Perhaps Erdem Moralioglu was tired of all the comments about his dresses being polite and overtly pretty. He seemed keen to mess them up for Autumn/Winter 15 with some deliberate dishevelment. Ragged luxury has been a trend of late - at the most recent menswear shows Bottega Veneta served up clothing that looked like it had been well-loved and worn for years (think of the carefree battered cords and mismatched shirts and sweaters that truly aristocratic people wear) and for A/W 14 Prada offered 'poor furs' and vaguely tatty eveningwear in homage to penniless artists - some called it 'bleak chic'.
So maybe Erdem was trying to shrug off the connotations of primness that can surround his work. But perhaps he just felt like it was time to bring the clothes down to reality and get them stuck into the mess and muck that fills every day life - junk, clutter, broken bric-a-brac. It's that that made up the set, an homage to Robin Brown's The Collector, shown at last year's Frieze masters, crafted at the show by Brown himself.

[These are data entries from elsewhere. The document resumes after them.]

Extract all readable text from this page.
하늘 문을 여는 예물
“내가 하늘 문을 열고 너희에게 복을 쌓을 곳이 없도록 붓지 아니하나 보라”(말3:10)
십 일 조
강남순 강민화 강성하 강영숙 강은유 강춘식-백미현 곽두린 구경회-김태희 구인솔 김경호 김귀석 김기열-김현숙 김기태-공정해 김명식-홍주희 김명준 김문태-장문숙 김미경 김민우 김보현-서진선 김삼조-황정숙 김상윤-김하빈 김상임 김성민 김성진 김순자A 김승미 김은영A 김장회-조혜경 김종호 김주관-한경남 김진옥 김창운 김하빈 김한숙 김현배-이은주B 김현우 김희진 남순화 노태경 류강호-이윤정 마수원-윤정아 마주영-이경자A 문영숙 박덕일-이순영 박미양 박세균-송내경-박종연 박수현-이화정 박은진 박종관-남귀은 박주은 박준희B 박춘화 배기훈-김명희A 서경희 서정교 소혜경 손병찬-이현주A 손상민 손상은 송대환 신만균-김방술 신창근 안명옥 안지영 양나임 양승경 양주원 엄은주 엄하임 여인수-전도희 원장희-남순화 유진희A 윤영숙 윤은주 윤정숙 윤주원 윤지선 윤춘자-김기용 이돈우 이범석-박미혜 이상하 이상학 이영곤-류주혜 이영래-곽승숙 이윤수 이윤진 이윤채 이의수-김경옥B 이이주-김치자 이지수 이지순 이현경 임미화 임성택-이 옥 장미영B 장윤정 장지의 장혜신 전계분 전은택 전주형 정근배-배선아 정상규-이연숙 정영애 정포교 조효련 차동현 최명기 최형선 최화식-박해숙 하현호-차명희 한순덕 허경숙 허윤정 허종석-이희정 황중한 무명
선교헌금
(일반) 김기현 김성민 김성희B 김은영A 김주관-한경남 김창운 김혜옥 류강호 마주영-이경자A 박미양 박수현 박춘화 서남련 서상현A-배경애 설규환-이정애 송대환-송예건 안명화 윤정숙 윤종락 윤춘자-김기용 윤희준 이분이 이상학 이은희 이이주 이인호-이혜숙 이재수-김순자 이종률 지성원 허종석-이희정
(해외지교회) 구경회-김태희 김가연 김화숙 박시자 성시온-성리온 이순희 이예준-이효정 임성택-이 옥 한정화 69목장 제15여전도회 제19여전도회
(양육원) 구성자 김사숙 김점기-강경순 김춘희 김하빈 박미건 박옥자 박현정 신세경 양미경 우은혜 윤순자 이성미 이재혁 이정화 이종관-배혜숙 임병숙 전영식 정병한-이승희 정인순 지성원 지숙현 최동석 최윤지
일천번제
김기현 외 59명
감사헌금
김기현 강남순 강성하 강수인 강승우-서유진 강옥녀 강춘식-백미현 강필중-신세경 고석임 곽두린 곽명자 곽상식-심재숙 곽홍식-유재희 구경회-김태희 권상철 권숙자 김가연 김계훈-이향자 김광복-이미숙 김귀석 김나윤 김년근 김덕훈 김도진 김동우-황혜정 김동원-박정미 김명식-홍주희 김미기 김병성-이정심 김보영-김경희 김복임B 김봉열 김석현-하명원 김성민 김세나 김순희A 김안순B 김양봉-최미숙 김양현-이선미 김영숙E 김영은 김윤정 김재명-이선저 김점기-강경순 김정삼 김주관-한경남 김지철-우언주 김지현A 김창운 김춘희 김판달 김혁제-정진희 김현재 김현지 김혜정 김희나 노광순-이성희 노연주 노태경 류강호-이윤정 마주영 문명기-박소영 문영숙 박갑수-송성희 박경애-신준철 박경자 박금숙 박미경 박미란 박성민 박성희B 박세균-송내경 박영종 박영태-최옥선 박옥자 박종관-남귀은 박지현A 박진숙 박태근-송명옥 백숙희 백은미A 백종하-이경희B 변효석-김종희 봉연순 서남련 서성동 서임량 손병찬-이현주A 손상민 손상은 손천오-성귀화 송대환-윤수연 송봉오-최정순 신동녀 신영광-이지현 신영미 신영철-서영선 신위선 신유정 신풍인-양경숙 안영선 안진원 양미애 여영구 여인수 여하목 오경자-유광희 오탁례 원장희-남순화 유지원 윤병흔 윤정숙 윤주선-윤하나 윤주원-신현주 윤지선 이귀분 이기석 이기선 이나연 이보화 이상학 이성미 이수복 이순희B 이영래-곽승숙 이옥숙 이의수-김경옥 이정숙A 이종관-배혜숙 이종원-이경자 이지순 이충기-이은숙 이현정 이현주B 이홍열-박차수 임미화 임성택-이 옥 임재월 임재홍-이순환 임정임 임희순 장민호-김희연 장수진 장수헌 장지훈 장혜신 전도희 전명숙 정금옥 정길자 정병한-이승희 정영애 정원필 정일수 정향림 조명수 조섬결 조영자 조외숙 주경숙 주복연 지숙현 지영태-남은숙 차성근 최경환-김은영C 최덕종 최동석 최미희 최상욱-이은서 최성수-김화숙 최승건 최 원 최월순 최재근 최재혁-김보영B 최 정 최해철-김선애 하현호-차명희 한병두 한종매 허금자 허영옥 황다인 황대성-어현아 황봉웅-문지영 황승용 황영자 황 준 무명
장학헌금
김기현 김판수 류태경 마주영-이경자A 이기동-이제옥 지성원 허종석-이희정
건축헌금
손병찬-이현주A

It smacked not of luxury but of emotion - the things we hang onto even if they're broken or out-dated; practically unusable TV sets, old-fashioned lamps, retro furniture, randoms clippings and letters. Doesn't that same notion underpin the best clothes? We cherish them not because they're perfect but because they have meaning and emotion - they are imbued with memories.
A great party frock - Erdem's forte - can take us back to a first kiss or a great evening out with friends. It's not the precise cut or fit that matters, not the embellishment or the gloss, but the spirit. You got the sense that that was the ethos Erdem was chaneling when he deliberately roughed up his clothing, such as by shaking up a full skirted gown by morphing the top half into a humble black ribbed polo-neck or by using needle-punching - fashion's favourite trick of late - to merge showy jacquard outwear into ubiquitous camel coats; normality mixed with fantasy. You got the impression he'd revelled in mis-treating his fabrics, enjoying the process of messing up and disrespecting his cloth. You saw it most clearly in the way he'd left hems obviously frayed. Did it make the Erdem girl any less beautiful, any less 'pretty' than his usual cocktail-frock-clad filly? No, she still looked ever so attractive in those lace frocks and metallic brocades, but she was a litter madder, a little less precise, and for that all the more intriguing.